DO-FILE-LINES is a macro that takes a filename and a set of body forms. It opens the file in read mode, and loops over the lines in the file binding the line variable to the current line and executing the body forms. It doesn't do any line splitting, though it maintain the *NR*, *FNR*, and $0 variables. Executing (NEXT) within the body will restart the body at the next input line.
DO-STREAM-LINES is a closely related version that takes a stream (or t for the standard input stream).
DO-FILE-FIELDS is a macro that takes a filename, an optional field-list, and a set of body forms. It opens the file in read mode, and loops over the lines in the file splitting them into the specified field variables (or the $n variables if no field list was given), and executes the body forms in this new environment. Because of the splitting overhead, it's not as snappy as FOR-FILE-LINES. Executing (NEXT) within the body will restart the processing at the next input line.
DO-STREAM-FIELDS is a closely related version that takes a stream (or t for the standard input stream).
WHEN-STREAM-FIELDS and WHEN-FILE-FIELDS implement most of the CLAWK toplevel as a reusable special form. It takes an input stream (or file) and an optional field list, and a set of MATCH-WHEN clauses. The BEGIN clauses will be executed before the file is opened, the pattern clauses will be executed as with MATCH-WHEN, and the END clauses will executed after the file is closed, and the body. One limitation is it doesn't currently support range patterns (it's pretty simple to add, I just haven't gotten around to it).
DEFAWK is the highest-level macro, and one that closely mimics the awk toplevel. It takes a name, a parameter list consisting of &key and &aux parameters, and a set of MATCH-WHEN clauses. It binds the parameter list to the variable ARGS, and evaluates the BEGIN clauses. The BEGIN clauses are free to modify ARGS. Then it loops through the (possibly modified) ARGS, executing the pattern clauses for each stream and pathname in the list. It handles docstrings correctly.

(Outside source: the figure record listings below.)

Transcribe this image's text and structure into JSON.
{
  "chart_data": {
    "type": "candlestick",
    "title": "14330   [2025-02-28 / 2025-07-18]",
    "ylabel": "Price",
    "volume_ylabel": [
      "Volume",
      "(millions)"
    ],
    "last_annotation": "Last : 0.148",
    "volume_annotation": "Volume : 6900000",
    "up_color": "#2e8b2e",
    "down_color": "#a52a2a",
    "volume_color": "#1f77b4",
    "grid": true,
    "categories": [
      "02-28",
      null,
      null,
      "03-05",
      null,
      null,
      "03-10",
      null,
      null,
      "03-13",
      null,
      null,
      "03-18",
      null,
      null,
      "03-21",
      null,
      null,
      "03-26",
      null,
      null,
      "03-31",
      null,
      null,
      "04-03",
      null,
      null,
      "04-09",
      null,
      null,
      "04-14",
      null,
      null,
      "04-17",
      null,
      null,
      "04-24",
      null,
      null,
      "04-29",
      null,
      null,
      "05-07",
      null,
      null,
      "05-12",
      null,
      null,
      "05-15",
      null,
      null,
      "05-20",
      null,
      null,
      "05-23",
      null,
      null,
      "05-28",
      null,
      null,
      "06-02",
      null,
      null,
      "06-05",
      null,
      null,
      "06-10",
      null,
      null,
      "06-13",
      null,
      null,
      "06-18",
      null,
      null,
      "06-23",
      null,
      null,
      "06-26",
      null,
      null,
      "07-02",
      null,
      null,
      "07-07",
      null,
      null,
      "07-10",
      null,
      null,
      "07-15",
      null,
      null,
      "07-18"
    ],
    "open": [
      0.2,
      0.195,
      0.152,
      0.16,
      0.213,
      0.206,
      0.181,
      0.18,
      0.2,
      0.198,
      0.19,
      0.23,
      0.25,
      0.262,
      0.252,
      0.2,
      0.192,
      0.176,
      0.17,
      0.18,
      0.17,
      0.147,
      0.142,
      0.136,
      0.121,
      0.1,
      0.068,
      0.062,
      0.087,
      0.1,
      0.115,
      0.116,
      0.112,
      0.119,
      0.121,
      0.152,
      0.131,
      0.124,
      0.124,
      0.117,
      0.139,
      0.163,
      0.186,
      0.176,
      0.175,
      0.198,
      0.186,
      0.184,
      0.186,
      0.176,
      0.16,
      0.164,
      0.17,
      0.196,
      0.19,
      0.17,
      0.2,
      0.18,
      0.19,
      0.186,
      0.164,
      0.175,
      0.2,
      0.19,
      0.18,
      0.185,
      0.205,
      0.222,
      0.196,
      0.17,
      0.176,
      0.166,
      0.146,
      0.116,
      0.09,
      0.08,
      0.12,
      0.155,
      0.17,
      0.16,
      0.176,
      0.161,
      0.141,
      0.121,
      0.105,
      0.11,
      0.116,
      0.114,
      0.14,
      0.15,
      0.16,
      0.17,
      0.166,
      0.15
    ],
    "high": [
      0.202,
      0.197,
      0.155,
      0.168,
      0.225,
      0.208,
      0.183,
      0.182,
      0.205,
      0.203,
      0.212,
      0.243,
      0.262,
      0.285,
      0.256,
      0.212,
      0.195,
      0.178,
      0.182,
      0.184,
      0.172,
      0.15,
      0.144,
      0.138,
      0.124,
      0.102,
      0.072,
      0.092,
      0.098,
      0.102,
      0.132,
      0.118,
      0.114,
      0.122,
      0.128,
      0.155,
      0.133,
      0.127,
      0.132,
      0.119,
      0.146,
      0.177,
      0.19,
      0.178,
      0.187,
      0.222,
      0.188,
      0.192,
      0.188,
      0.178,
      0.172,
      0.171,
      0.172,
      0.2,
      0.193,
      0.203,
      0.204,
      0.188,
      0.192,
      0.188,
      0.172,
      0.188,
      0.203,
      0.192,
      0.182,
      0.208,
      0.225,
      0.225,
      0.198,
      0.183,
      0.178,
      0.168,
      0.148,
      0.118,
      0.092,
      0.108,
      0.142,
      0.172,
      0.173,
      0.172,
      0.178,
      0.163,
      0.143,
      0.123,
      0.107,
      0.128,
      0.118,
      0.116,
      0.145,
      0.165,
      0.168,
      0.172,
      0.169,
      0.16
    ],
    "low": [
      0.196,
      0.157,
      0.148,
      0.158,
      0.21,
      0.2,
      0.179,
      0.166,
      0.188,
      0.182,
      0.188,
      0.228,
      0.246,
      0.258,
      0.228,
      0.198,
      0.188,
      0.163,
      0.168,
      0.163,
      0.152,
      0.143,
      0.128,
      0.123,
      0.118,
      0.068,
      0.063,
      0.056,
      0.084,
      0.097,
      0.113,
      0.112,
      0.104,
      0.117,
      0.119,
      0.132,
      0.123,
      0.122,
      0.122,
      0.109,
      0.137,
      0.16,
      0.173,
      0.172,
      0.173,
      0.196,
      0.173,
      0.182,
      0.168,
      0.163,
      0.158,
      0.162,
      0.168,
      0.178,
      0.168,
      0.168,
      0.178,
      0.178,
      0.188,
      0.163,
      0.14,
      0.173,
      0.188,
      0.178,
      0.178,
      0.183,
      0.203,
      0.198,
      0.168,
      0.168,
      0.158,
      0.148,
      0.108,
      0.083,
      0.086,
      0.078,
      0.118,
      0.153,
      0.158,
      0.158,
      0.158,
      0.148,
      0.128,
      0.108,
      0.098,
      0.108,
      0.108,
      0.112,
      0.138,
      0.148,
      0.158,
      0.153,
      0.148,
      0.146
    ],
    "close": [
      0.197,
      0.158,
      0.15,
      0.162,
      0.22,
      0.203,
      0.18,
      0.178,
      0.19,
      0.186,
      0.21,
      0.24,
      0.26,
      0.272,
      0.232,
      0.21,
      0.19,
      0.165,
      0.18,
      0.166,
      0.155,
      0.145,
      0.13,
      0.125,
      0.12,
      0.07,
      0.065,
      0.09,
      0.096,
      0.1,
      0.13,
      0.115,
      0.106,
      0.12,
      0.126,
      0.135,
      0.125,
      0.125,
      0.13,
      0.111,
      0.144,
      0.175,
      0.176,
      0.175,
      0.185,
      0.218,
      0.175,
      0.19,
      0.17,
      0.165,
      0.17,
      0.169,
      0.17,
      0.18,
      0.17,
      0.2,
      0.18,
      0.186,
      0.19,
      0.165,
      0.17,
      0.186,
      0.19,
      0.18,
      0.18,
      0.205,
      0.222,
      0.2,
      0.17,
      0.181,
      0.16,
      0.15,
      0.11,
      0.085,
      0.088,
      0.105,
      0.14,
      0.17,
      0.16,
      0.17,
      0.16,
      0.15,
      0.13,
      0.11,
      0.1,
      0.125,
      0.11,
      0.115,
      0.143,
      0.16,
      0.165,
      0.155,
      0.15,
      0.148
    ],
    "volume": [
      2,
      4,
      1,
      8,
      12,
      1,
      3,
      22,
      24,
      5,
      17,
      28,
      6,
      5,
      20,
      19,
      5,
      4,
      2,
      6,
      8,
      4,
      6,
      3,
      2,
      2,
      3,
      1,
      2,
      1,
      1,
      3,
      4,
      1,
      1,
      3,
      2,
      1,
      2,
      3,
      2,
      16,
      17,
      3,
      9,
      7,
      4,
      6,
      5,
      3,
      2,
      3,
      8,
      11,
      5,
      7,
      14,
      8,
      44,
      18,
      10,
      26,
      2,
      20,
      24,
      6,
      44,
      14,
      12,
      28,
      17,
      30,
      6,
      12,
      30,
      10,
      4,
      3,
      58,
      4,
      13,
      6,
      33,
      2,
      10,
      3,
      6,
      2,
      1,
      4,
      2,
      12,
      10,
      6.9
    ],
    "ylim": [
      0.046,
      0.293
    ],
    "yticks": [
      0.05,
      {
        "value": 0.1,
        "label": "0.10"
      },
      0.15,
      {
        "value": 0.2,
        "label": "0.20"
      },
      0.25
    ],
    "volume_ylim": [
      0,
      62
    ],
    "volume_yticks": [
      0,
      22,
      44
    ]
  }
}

The handling of the parameter list is perhaps the oddest thing about the DEFAWK macro. It is intended to closely match the behavior of a command-line AWK. A pleasant difference is that keyword parameters are automatically parsed out, instead of requiring you to do it manually like in real AWK.
The $+ , $-, $*, $/, $REM, $EXPT, $++, #=, $<, $>, $<=, $>=, $/=, $MIN, $MAX, $ZEROP, $LENGTH, $PRINT functions can take numbers and strings and do the AWK thing, coercing the arguments back and forth as necessary. $++ is the concatenation operator (in AWK this is indicated by space, which clearly doesn't work in the Lisp world). $LENGTH is overloaded on associative arrays (i.e. hashtables) to return the HASH-TABLE-COUNT.
The generic functions INT, STR, and NUM handle the common coercions. AWK does provide an INT function, but string coercions are done by concatenating the value with the empty string, and numeric coercions are done by adding 0 to the value. While these kludges also work in CLAWK, the NUM and STR functions are to be preferred.
The $ARRAY, $AREF, $FOR $IN and $DELETE functions (and macros) implement AWK-like associative arrays (including the amusing SUBSEP behavior for multiple indices), except that unlike AWK there's nothing to keep you from nesting these "arrays".
$0, $1, ..., $20 are symbol-macros that access the fields of the current line. $#0, $#1, ..., $#20 do also, but they attempt to interpret the value as a number.
%0, %1, ..., %20 are symbol-macros that index into the recent submatches. %#0, %#1, ..., %#20 do also, but they attempt to interpret the submatch value as a number.
This system also defines a clawk-user package.